Borges sâde bu kadarla kalmadı, İspanya iç savaşında faşistlerce kaçırılıp öldürülen şair Garcia Lorca için karalamalar da yazdı. Hatta kendi ülkesi Arjantin’de Batılı sömürgecilerce bîtap düşürülen yerli halk için, “Barbarlar” dedi. “Avrupa geleneğine geri dönmek zorundayız” da diyebildi.
Hayatta oluyor illâki böyle şeyler, onu diyorum…
***
Mevzumuza dönersek. Bugün genel olarak kültür endüstrisinde gözlemlediğimiz kum fırtınasının medeniyetimizden gelen derin düşünceyi, görgüyü ve aslen dilimizi unutmamızdan kaynaklandığını söylemeliyiz.
Kelimelere sahip olmayan kafa, düz işliyor. Makro siyasette nakaratlarla kapışıyor, mikro alanlarda ya lâtan küfre ya da asık suratlı, didaktik bir can sıkıcılığa sığınıyor.
Nasıl olmasın? Düşünce anca kelime zengini kültürlerde hayatın kılcal damarlarına inip oradan ak-kara değil, ‘çokrenkli’ bir okuma yapabiliyor. Çokrenkli okuma, hisleri ve olan biteni beş boyutlu okumanın araçlarını veriyor bize. Derin felsefi analizler, bir derdi olan edebiyat, kaliteli sanat, özgün mimari böyle ortaya çıkıyor.
Ödünç alınmış özenti kavramlarla ilim irfan olmuyor…
***
İşte bunun için her milletin kelimelere ihtiyacı var.
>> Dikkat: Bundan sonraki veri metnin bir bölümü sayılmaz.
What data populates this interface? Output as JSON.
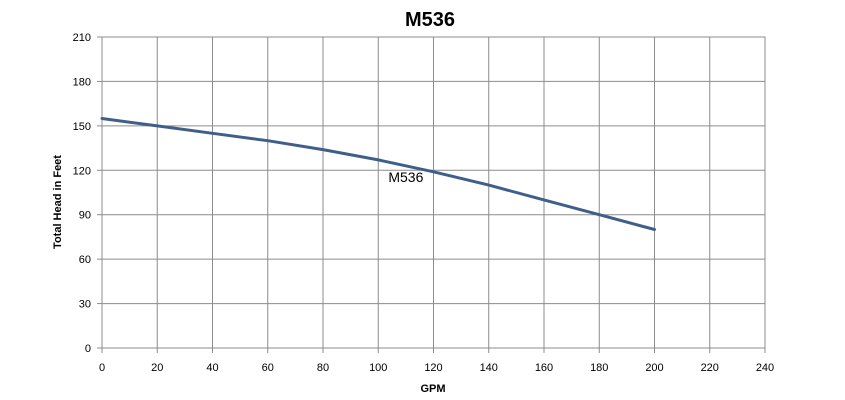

Sözlük zenginliği bir medeniyet belirtisi…
Siyasi kutuplaşmanın yancıları bir kenara, kültür sektöründeki papağanları da görüyoruz. Birileri çaya çorbaya “kadim” deyince, diğerleri akla “us” ruha “tin” deyince aliyyülâlâ sanılıyor.
***
Gelgelelim James Redhouse enteresan bir eleman. 1856’da Türkçe-İngilizce lügatini yayınlıyor. Meşhur Redhouse sözlüğünü. 90 bin kelime yazmış, 100 bine tamamlamak istemiş.
1826’da Londra’da disiplinsizlik sebebiyle okuldan şutlanınca bir gemiye atlamış İstanbul’a gelmiş. İstanbul’da Mühendishâne-i Bahrî-i Hümâyun’da (Deniz Mühendishanesi) teknik ressam olarak çalışmış. Payitahtta kaldığı sürede Türkçe, Arapça, Farsça öğrenmiş…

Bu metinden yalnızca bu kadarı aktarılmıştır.